I went with Claude Haiku over the more powerful models because for short video scripts, the speed and cost savings are worth the slight quality tradeoff. Plus, it's still plenty good for this use case.
EpsteinScan Visual Theme
We're working on a specific theme for EpsteinScan content, so I implemented a sleek dark theme with:
- Pure black background (#000000)
- Orange text (#c2693a) for headlines
- EPSTEINSCAN.ORG watermark in the bottom right
- Orange bottom border bar on every scene
- Switched from Inter to Playfair Display font for that serious, investigative journalism vibe
Voice Emotion Tags
One cool feature I added is emotion tag parsing for the text-to-speech generation. Now you can add tags like [whispers], [excited], [serious], or [dramatic pause] in your script, and they'll automatically map to different ElevenLabs voice settings. It's a small touch but really helps make the videos feel more dynamic.
Audio Quality Improvements
I also tackled audio normalization using ffmpeg's loudnorm filter.
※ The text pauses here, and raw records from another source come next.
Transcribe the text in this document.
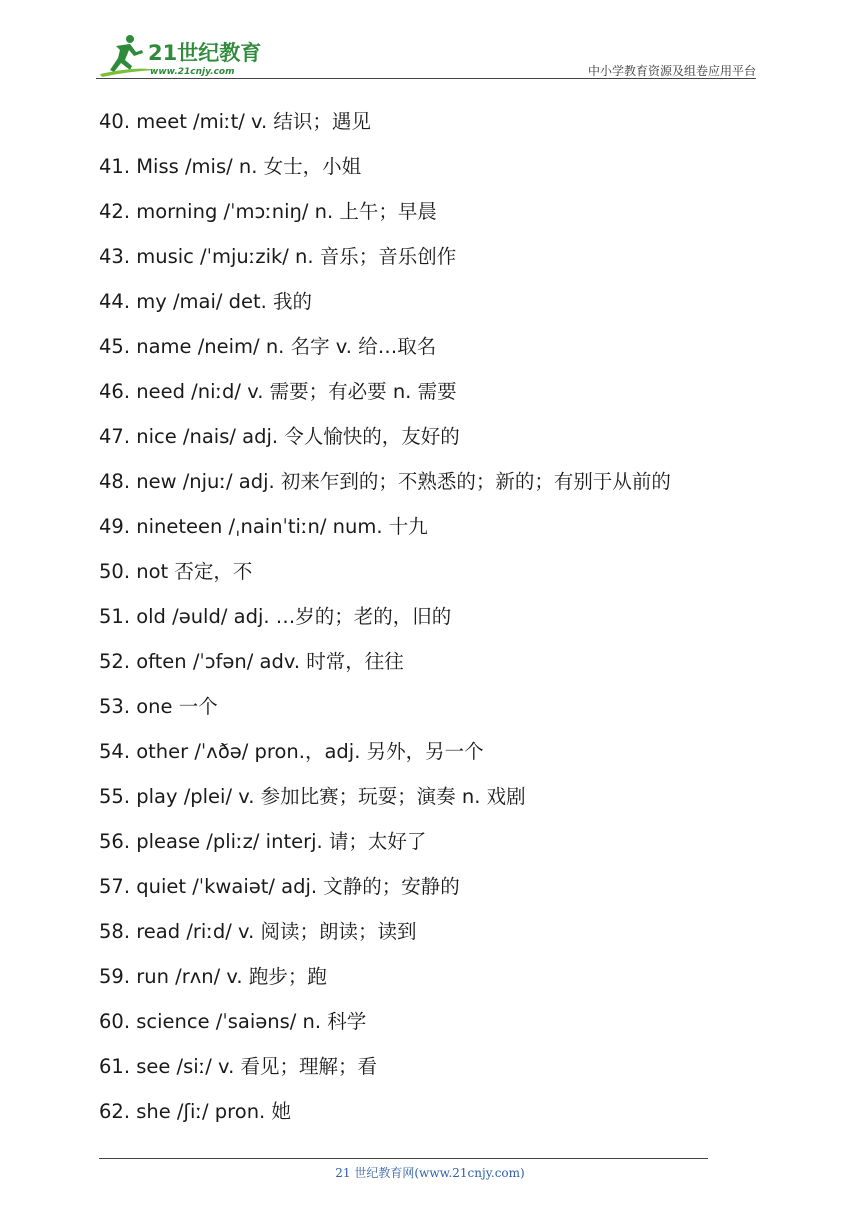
21世纪教育
www.21cnjy.com	中小学教育资源及组卷应用平台
40. meet /miːt/ v. 结识；遇见
41. Miss /mis/ n. 女士，小姐
42. morning /ˈmɔːniŋ/ n. 上午；早晨
43. music /ˈmjuːzik/ n. 音乐；音乐创作
44. my /mai/ det. 我的
45. name /neim/ n. 名字 v. 给…取名
46. need /niːd/ v. 需要；有必要 n. 需要
47. nice /nais/ adj. 令人愉快的，友好的
48. new /njuː/ adj. 初来乍到的；不熟悉的；新的；有别于从前的
49. nineteen /ˌnainˈtiːn/ num. 十九
50. not 否定，不
51. old /əuld/ adj. …岁的；老的，旧的
52. often /ˈɔfən/ adv. 时常，往往
53. one 一个
54. other /ˈʌðə/ pron.，adj. 另外，另一个
55. play /plei/ v. 参加比赛；玩耍；演奏 n. 戏剧
56. please /pliːz/ interj. 请；太好了
57. quiet /ˈkwaiət/ adj. 文静的；安静的
58. read /riːd/ v. 阅读；朗读；读到
59. run /rʌn/ v. 跑步；跑
60. science /ˈsaiəns/ n. 科学
61. see /siː/ v. 看见；理解；看
62. she /ʃiː/ pron. 她
21 世纪教育网(www.21cnjy.com)
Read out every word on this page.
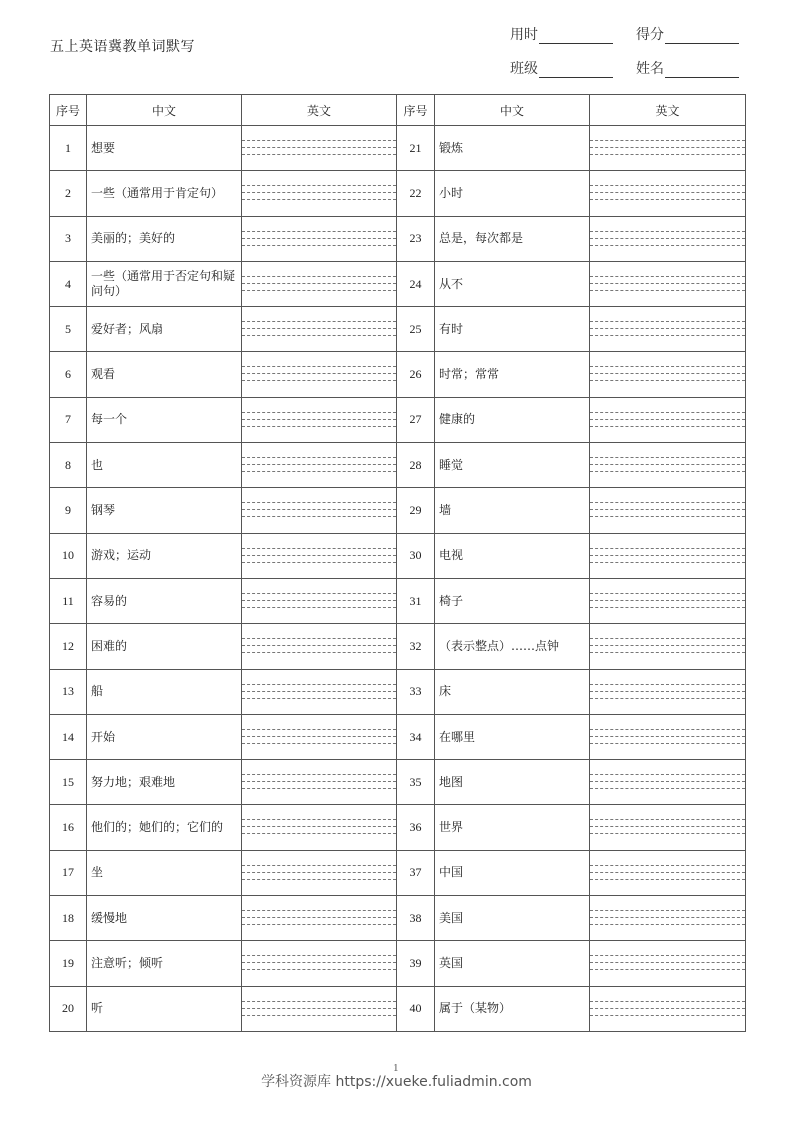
五上英语冀教单词默写
用时	得分
班级	姓名
序号	中文	英文	序号	中文	英文
1	想要		21	锻炼	

2	一些（通常用于肯定句）		22	小时	

3	美丽的；美好的		23	总是，每次都是	

4	一些（通常用于否定句和疑问句）		24	从不	

5	爱好者；风扇		25	有时	

6	观看		26	时常；常常	

7	每一个		27	健康的	

8	也		28	睡觉	

9	钢琴		29	墙	

10	游戏；运动		30	电视	

11	容易的		31	椅子	

12	困难的		32	（表示整点）……点钟	

13	船		33	床	

14	开始		34	在哪里	

15	努力地；艰难地		35	地图	

16	他们的；她们的；它们的		36	世界	

17	坐		37	中国	

18	缓慢地		38	美国	

19	注意听；倾听		39	英国	

20	听		40	属于（某物）	
学科资源库 https://xueke.fuliadmin.com
1
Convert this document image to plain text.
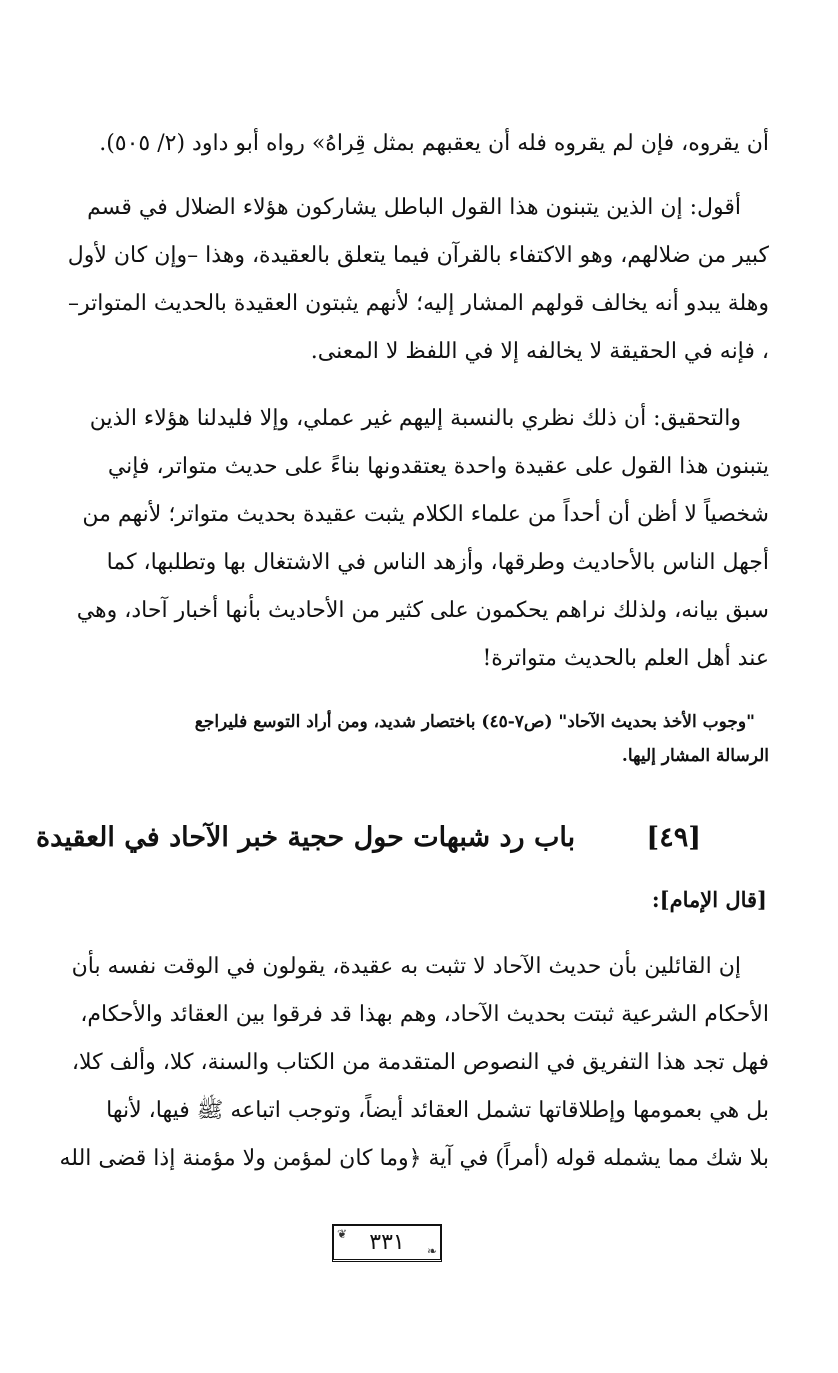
أن يقروه، فإن لم يقروه فله أن يعقبهم بمثل قِراهُ» رواه أبو داود (٢/ ٥٠٥).
أقول: إن الذين يتبنون هذا القول الباطل يشاركون هؤلاء الضلال في قسم
كبير من ضلالهم، وهو الاكتفاء بالقرآن فيما يتعلق بالعقيدة، وهذا –وإن كان لأول
وهلة يبدو أنه يخالف قولهم المشار إليه؛ لأنهم يثبتون العقيدة بالحديث المتواتر–
، فإنه في الحقيقة لا يخالفه إلا في اللفظ لا المعنى.
والتحقيق: أن ذلك نظري بالنسبة إليهم غير عملي، وإلا فليدلنا هؤلاء الذين
يتبنون هذا القول على عقيدة واحدة يعتقدونها بناءً على حديث متواتر، فإني
شخصياً لا أظن أن أحداً من علماء الكلام يثبت عقيدة بحديث متواتر؛ لأنهم من
أجهل الناس بالأحاديث وطرقها، وأزهد الناس في الاشتغال بها وتطلبها، كما
سبق بيانه، ولذلك نراهم يحكمون على كثير من الأحاديث بأنها أخبار آحاد، وهي
عند أهل العلم بالحديث متواترة!
"وجوب الأخذ بحديث الآحاد" (ص٧-٤٥) باختصار شديد، ومن أراد التوسع فليراجع
الرسالة المشار إليها.
[٤٩]
باب رد شبهات حول حجية خبر الآحاد في العقيدة
[قال الإمام]:
إن القائلين بأن حديث الآحاد لا تثبت به عقيدة، يقولون في الوقت نفسه بأن
الأحكام الشرعية ثبتت بحديث الآحاد، وهم بهذا قد فرقوا بين العقائد والأحكام،
فهل تجد هذا التفريق في النصوص المتقدمة من الكتاب والسنة، كلا، وألف كلا،
بل هي بعمومها وإطلاقاتها تشمل العقائد أيضاً، وتوجب اتباعه ﷺ فيها، لأنها
بلا شك مما يشمله قوله (أمراً) في آية ﴿وما كان لمؤمن ولا مؤمنة إذا قضى الله
❦ ٣٣١ ❧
Each TTS scene gets normalized to -14 LUFS with -3dB true peak, which should give us much more consistent audio levels across different scenes. No more jarring volume changes between sentences.
Railway Deployment Prep
Got everything ready for Railway deployment with proper config files, environment variable examples, and health check endpoints. The server runs on port 3001 locally but will respect Railway's PORT environment variable in production.
What's Next
I'm really looking forward to getting this deployed and testing the full pipeline. The plan is to set up an n8n workflow that can automatically trigger video generation whenever new blog content is published.
Once we get persistent job storage figured out (currently using an in-memory Map that gets wiped on restart), this should be a pretty robust system for automated content creation.
The code is all committed and ready to go - just need to get those environment variables configured on Railway and we'll be live!